O Retábulo de Ghent fechado de Hubert e Jan van Eyck de 1432 óleo sobre carvalho de 350 × 460cm.

   
    Mas talvez o mais impressionante tenham sido as descobertas físicas de Mortier. Durante a Segunda Guerra Mundial, 10 anos após o roubo, Joseph Goebbels enviou um detetive de arte, Heinrich Köhn, a Gante para encontrar o painel de juízes perdidos como um presente para Hitler. A investigação de Köhn concluiu que o painel estava originalmente escondido no local, mas havia sido movido antes de sua chegada, para mantê-lo fora de suas mãos. Isso se confunde com declarações de Goedertier, que Mortier soube, mas a polícia nunca havia notado. Aparentemente, Goedertier disse à esposa "O que é extraviado não é roubado"; quando sua esposa desconfiou dos alemães, ele respondeu: "Eu não olharia tão longe. Se me deixassem procurá-lo, eu ficaria nas proximidades da catedral."
 
    Mortier acha que esta última declaração poderia se referir à comunidade da igreja, não apenas à localização física da catedral. Em 1963, ele voou para a Alemanha e localizou a viúva de Heinrich Köhn. Ela permitiu que ele copiasse o arquivo de 176 páginas de Köhn em sua busca, o que mostrou que ele estava convencido de que o painel estava simplesmente escondido dentro da catedral. Em 22 de maio de 1942, o assistente de Köhn havia dito ao bispo que os alemães iriam fechar a catedral para procurá-la.
 
    O bispo disse-lhe para dizer ao então cônego, Gabriel van den Gheyn que também havia mantido a pintura escondida em segurança durante a Primeira Guerra Mundial, que os alemães tentariam apreendê-la, então Van Den Gheyn providenciou para que todo o retábulo fosse contrabandeado para fora da catedral à noite, escondido em um carrinho de lixo, e escondido em casas particulares até o fim da guerra. É possível que Goedertier tenha dito a Van Den Gheyn durante a confissão sobre o roubo, mas que Van Den Gheyn nunca apresentou as informações para protegê-lo dos nazistas. Mortier relata que Max Winders, o colaborador belga que trabalhou com Köhn, disse mais tarde que Van Den Gheyn havia encontrado o painel. Tudo isso parece promissor, mas não explica por que Van Den Gheyn, uma vez terminada a guerra, não revelou o paradeiro do painel.

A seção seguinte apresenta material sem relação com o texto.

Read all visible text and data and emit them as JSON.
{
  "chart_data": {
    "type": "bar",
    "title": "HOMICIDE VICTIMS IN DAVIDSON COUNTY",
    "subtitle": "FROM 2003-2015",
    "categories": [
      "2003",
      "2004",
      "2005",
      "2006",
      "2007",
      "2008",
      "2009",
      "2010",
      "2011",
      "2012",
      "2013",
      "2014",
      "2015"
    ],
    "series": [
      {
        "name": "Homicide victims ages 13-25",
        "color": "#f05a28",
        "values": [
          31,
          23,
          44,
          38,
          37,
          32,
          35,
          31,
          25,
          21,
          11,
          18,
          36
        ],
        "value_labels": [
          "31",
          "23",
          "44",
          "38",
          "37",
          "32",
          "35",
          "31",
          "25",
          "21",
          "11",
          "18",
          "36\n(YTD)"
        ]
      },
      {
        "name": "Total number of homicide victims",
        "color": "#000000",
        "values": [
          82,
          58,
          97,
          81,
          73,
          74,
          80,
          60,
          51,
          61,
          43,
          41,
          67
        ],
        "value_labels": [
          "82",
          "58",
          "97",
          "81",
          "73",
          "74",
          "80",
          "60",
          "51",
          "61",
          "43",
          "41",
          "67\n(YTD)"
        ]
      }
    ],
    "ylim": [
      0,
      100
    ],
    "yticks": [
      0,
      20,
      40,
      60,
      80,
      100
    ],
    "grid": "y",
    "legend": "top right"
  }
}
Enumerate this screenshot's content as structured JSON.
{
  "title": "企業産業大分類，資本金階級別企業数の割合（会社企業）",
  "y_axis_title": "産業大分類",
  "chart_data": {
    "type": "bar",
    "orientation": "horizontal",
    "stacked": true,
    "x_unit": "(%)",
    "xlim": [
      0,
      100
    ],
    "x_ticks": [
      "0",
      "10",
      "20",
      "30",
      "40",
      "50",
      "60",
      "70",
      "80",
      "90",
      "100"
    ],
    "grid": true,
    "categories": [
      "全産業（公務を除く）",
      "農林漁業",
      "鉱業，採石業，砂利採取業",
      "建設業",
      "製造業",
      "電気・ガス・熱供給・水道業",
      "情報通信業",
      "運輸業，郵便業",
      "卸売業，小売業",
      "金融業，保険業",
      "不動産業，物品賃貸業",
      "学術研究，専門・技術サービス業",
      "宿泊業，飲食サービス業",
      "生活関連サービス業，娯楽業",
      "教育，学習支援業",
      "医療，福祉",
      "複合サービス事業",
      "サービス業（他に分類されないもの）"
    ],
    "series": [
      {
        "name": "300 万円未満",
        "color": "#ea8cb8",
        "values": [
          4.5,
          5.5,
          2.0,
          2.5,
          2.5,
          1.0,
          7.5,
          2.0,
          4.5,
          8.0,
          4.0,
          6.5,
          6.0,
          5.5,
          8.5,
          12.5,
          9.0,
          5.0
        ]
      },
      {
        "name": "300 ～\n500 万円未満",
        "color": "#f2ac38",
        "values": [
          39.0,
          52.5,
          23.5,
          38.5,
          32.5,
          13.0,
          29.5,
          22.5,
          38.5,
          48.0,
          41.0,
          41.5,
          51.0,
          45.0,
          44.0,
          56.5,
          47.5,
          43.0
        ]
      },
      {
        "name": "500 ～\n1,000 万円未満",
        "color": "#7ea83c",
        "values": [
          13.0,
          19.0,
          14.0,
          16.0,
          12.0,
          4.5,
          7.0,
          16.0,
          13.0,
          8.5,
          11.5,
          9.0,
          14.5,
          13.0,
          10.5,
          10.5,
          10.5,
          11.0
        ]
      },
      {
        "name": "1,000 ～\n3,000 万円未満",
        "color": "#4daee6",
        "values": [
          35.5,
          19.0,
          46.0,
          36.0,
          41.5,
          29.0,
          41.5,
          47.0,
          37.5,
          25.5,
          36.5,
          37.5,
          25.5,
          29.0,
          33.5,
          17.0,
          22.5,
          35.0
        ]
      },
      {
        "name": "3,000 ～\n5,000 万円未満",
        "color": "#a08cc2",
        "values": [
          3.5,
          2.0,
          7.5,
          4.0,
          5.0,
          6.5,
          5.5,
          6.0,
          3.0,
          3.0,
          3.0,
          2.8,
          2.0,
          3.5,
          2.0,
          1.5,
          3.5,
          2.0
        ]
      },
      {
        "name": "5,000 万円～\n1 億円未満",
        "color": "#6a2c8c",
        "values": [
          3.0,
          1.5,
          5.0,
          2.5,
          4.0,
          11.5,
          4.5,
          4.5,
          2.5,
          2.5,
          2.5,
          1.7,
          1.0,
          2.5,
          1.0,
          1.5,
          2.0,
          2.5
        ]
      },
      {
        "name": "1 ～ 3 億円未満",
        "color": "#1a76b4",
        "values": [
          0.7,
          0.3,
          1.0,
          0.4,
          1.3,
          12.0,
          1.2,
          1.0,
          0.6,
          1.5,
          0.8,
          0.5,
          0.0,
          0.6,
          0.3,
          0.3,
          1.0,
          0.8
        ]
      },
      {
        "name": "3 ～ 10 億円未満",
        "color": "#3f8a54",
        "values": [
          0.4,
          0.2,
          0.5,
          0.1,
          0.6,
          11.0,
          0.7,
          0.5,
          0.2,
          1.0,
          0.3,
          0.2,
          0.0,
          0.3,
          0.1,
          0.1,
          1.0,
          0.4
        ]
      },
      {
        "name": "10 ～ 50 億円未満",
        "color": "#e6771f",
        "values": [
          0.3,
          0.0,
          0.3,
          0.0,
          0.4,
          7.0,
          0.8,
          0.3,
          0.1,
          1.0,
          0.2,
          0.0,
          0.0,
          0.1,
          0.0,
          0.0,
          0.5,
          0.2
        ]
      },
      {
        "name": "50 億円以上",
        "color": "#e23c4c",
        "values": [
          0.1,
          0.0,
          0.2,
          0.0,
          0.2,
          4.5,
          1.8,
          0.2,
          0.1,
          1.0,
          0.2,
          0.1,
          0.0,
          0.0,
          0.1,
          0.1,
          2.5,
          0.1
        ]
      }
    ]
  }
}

Catedral de Gant vista do campanário

    Mortier ainda recebe novas pistas o tempo todo. Ele estima ter sido contatado cerca de 350 possíveis locais para o painel de juízes, nenhum deles correto. São Bavo foi revistado seis vezes desde a Segunda Guerra Mundial; Mortier ainda supervisionou um raio-x de toda a catedral a uma profundidade de 10 metros.
 
    O caso também permanece vivo no imaginário do público: em 1995, o crânio de Goedertier foi ilegalmente escavado por um detetive amador. Alguém então roubou o crânio para organizar uma sessão espírita e perguntar a Goedertier sobre o roubo. Em 2004, Mortier fez testes de DNA nos carimbos das cartas de resgate, argumentando que elas poderiam conter a saliva do ladrão. Os testes foram inconclusivos.

O atual detetive encarregado do caso, Jan de Kesel, fez uma grande descoberta quando rastreou uma pista para uma igreja na cidade natal de Goedertier, e encontrou no esboço de um painel as dimensões exatas dos juízes perdidos. Foi aí que Van Den Gheyn o escondeu dos nazistas? Embora isso ainda não explique por que Van Den Gheyn não devolveria o painel após a Segunda Guerra Mundial. Há lacunas em todas as teorias. A Procuradoria Geral da República mantém um dossiê de 2.000 páginas sobre o roubo, e o Cônego de São Bavo ainda recebe dezenas de denúncias que não equivalem a nada exceto que esse roubo ainda está longe de ser resolvido.

Noah Charney é autor de Roubando o Cordeiro Místico: a verdadeira história da obra-prima mais cobiçada do mundo, para o The Guardian em dezembro de 2013.